Matheus Machado

Personal information
- Full name: Matheus Henrique Machado de Santana
- Date of birth: 28 August 1998 (age 28)
- Place of birth: Salvador, Bahia, Brazil
- Height: 1.75 m (5 ft 9 in)
- Position: Defensive midfielder

Team information
- Current team: PSPS Pekanbaru
- Number: 8

Youth career
- 2018–2019: Vitória B

Senior career*
- Years: Team / Apps / (Gls)
- 2019–2020: Vitória / 1 / (0)
- 2020–2021: Jacuipense / 3 / (0)
- 2021–2022: → Cianorte / 0 / (0)
- 2022: Cianorte / 8 / (0)
- 2022–2023: Nejmeh / 9 / (2)
- 2023: Comercial-SP / 5 / (0)
- 2023–2024: Figueirense / 8 / (0)
- 2024–2026: Persiraja Banda Aceh / 20 / (4)
- 2026–: PSPS Pekanbaru / 1 / (0)

= Matheus Machado (footballer, born 1998) =

Brazilian footballer

Matheus Henrique Machado de Santana (born 28 August 1998) is a Brazilian professional footballer who plays as a defensive midfielder for Championship club PSPS Pekanbaru.

==Club career==
Born in Salvador, Bahia, Brazil, Matheus is a youth product from Vitória. He made his first-team debut on 19 May 2019, in a 3–1 lose against São Bento In 2019 Campeonato Brasileiro Série B, but he mostly played in the U23 team.
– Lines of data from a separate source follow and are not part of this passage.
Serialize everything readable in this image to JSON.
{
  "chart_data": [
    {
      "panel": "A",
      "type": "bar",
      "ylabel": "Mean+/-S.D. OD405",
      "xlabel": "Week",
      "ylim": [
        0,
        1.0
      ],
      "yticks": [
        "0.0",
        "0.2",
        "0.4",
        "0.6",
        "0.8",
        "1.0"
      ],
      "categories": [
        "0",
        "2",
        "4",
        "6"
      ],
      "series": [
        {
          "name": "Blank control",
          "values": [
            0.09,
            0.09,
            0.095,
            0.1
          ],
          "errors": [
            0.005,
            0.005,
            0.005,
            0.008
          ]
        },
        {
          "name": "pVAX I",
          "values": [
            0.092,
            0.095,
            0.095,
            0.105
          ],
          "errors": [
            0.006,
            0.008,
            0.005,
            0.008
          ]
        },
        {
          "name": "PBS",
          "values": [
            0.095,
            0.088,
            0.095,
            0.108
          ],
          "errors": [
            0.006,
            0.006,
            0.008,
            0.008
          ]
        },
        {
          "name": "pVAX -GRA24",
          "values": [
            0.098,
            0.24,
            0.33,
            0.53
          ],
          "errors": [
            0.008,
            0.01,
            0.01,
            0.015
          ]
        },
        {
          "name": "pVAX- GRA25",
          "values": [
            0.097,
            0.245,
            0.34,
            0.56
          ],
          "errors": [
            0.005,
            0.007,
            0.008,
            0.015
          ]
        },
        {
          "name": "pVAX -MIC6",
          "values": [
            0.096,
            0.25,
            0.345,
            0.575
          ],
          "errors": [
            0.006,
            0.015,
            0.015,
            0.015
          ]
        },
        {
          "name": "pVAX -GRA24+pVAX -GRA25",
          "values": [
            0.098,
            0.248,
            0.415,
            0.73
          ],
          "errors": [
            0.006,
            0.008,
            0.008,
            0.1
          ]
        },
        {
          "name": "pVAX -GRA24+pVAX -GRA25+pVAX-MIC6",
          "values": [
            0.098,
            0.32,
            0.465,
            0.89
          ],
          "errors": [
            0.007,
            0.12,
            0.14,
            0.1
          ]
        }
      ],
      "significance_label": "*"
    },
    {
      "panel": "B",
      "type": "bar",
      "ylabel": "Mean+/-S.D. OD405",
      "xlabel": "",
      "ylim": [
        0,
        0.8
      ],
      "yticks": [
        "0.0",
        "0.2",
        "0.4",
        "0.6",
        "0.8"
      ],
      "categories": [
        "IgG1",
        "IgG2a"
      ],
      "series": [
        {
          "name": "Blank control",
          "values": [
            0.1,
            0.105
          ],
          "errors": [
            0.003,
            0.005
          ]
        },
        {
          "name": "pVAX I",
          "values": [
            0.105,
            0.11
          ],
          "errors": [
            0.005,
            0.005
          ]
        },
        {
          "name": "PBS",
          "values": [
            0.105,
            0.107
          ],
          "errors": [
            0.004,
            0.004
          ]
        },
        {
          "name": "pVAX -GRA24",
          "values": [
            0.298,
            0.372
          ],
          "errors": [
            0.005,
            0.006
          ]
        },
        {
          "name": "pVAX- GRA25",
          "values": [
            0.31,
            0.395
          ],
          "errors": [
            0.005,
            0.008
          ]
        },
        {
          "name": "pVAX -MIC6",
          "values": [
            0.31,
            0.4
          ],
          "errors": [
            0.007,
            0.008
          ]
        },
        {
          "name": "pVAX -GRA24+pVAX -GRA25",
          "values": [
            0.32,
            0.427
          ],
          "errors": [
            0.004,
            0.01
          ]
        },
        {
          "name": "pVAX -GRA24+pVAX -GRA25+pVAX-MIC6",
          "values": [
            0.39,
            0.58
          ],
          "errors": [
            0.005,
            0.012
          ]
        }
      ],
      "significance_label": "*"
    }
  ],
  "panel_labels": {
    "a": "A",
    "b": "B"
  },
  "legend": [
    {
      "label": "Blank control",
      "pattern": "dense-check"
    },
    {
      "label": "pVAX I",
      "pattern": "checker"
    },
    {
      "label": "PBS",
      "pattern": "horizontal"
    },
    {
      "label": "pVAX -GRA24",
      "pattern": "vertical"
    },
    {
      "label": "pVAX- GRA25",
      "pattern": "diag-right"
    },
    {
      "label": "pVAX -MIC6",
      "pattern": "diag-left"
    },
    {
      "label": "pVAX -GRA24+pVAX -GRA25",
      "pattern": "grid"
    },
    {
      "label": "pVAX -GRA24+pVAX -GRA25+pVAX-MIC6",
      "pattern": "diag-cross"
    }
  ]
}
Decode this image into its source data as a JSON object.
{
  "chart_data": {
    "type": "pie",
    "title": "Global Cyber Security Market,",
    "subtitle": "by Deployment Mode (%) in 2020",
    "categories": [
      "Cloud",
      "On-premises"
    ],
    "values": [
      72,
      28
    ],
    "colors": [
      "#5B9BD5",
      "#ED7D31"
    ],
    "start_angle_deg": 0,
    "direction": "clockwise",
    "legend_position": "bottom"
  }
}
In July 2020, he joined Jacuipense of Série C.

Ahead of 2022–23 season, he decided to go abroad for the first time to Lebanon with joined Nejmeh. He made his league debut for the club on 8 January 2023 as a starter in a 0–0 draw over Al Ahed. On 19 February 2023, he scored his first league goal for Nejmeh in a 1–1 draw over Al Ahed.

===Figueirense===
In December 2023, Matheus signed a contract with Figueirense. Matheus made his club debut on 22 April 2024, coming as a substitutes in a 2–1 home win against Ferroviário.

===Persiraja Banda Aceh===
On 16 December 2024, Indonesian Liga 2 side Persiraja Banda Aceh announced the signing of Matheus on a year deal. Four days later, Matheus made his league debut for Persiraja in a match against Persikota Tangerang, he give assists a goal by Miftahul Hamdi in a 6–2 win at H. Dimurthala Stadium.

On 5 January 2025, Matheus scored his first league goal for the team, opening the scoring in a 2–0 win over Dejan. He also earned man of the match in his second appearances. On 26 January 2025, Matheus scored the winning goal in a 2–3 away win over Deltras. He made seven league appearances for Persiraja, with four assists and two goals. On 20 June 2025, Matheus along with Miftahul Hamdi extended his contract with the club for one season.